Last updated on May 2020

Phase 1 Study to Evaluate the Safety and Efficacy of ATA188 in Subjects With Progressive Multiple Sclerosis


Brief description of study

The purpose of this study is to evaluate the safety and tolerability of ATA188 as a monotherapy in Parts 1 and 2, to determine the recommended Part 2 dose (RP2D) of ATA188 as monotherapy in Part 1, and to evaluate the effect of ATA188 treatment on biological markers of disease activity in cerebral spinal fluid in Part 2 in participants with progressive forms of multiple sclerosis (MS) (primary progressive multiple sclerosis [PPMS] and secondary progressive multiple sclerosis [SPMS]).

Detailed Study Description

This is a multicenter, 2 part study in adult participants with progressive forms of MS (PPMS/SPMS) with an open-label, single-arm, sequential dose-escalation period (Part 1) and a double-blind, randomized, placebo-controlled dose-expansion period (Part 2) and open-label extension (OLE) period, both of which may be initiated at the sponsor's discretion, based on a review of data from the dose-escalation cohorts.

This study will evaluate the safety and efficacy of ATA188 administered by intravenous (IV) infusion.

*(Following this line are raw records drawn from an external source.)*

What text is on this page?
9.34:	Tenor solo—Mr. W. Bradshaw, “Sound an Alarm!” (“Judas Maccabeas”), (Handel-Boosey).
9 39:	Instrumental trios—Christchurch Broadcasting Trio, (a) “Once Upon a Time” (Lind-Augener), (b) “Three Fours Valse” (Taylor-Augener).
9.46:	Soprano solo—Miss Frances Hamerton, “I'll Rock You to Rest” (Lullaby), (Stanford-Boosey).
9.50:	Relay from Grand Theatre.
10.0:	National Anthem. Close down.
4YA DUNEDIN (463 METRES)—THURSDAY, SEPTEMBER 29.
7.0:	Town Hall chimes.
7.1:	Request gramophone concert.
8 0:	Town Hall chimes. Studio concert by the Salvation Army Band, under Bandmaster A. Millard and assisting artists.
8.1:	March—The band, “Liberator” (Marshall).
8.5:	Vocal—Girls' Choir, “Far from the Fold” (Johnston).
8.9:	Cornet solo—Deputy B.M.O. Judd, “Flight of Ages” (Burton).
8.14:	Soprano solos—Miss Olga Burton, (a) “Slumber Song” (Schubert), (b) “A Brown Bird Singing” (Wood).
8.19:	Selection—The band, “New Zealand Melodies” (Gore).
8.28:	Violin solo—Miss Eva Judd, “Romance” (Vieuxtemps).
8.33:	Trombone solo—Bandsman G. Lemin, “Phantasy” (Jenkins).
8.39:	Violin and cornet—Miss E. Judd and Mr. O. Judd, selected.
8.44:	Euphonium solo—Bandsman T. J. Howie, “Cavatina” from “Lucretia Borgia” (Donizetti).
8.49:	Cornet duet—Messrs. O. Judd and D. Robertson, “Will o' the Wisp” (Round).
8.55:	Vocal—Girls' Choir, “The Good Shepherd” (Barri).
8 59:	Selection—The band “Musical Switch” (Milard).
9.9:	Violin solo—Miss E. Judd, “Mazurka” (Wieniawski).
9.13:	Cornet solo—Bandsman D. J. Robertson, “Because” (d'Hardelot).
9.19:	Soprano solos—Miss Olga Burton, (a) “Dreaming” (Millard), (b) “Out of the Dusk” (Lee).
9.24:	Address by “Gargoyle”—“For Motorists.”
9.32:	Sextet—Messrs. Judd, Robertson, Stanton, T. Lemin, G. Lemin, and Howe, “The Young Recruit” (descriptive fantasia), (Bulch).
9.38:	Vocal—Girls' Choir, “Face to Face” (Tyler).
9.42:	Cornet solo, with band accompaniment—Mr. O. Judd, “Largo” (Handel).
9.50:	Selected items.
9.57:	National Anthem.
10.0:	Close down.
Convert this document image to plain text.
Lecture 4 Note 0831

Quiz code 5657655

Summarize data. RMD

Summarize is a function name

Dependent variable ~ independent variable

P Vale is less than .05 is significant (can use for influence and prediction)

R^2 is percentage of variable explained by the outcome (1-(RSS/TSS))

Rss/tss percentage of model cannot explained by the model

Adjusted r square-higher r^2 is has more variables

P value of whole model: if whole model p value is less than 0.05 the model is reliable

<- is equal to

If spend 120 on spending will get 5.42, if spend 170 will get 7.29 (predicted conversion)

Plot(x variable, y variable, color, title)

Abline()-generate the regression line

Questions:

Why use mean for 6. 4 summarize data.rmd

ATA188 will be selected for each participant based on matching at least 2 human leukocyte antigen (HLA) alleles shared between ATA188 and the participant including at least 1 HLA-restricting allele.

In Part 1, participants will receive 2 cycles of ATA188 and will enter 12 months follow-up period after the last dose of ATA188. Participants who have completed at least the first year of the dose-escalation period and are still active in the study may be allow to enter in "Open-label Extension" period and will receive the same RP2D dose being assigned to Part 2 participants. In "Open-label Extension" period, participants will receive 1 cycle of ATA188 treatment every 12 months (Q12M) for up to 4 years (ie, Years 2 to 5). Otherwise, end of study (EOS) visit will be conducted at 24 months after Cycle 1 Day 1.

In Part 2, participants will be randomized in 5:4 ratio to receive ATA188 at the RP2D or matching placebo. Based on a review of available data, up to 36 additional participants may be randomized 2:1 to ATA188 or placebo. Participants will receive 2 cycles of ATA188 at the RP2D or matching placebo and will be followed for at least 12 months after the first dose of study drug (ie, Year 1). In second year (Year 2), participants who received placebo in first year will receive 2 cycles of ATA188 at the RP2D assigned at randomization and participants who received ATA188 at the RP2D in first year will receive 1 cycle of ATA188 and 1 cycle of placebo. Participants who complete Year 2 will enter in OLE period to receive ATA188 Q12M for up to 3 years (ie, Years 3 to 5) at the RP2D received in the double-blind period (Year 1 and Year 2). The end of study visit will be scheduled at 5 years (60 months) after the first dose of study drug (ie, Cycle 1 Day 1).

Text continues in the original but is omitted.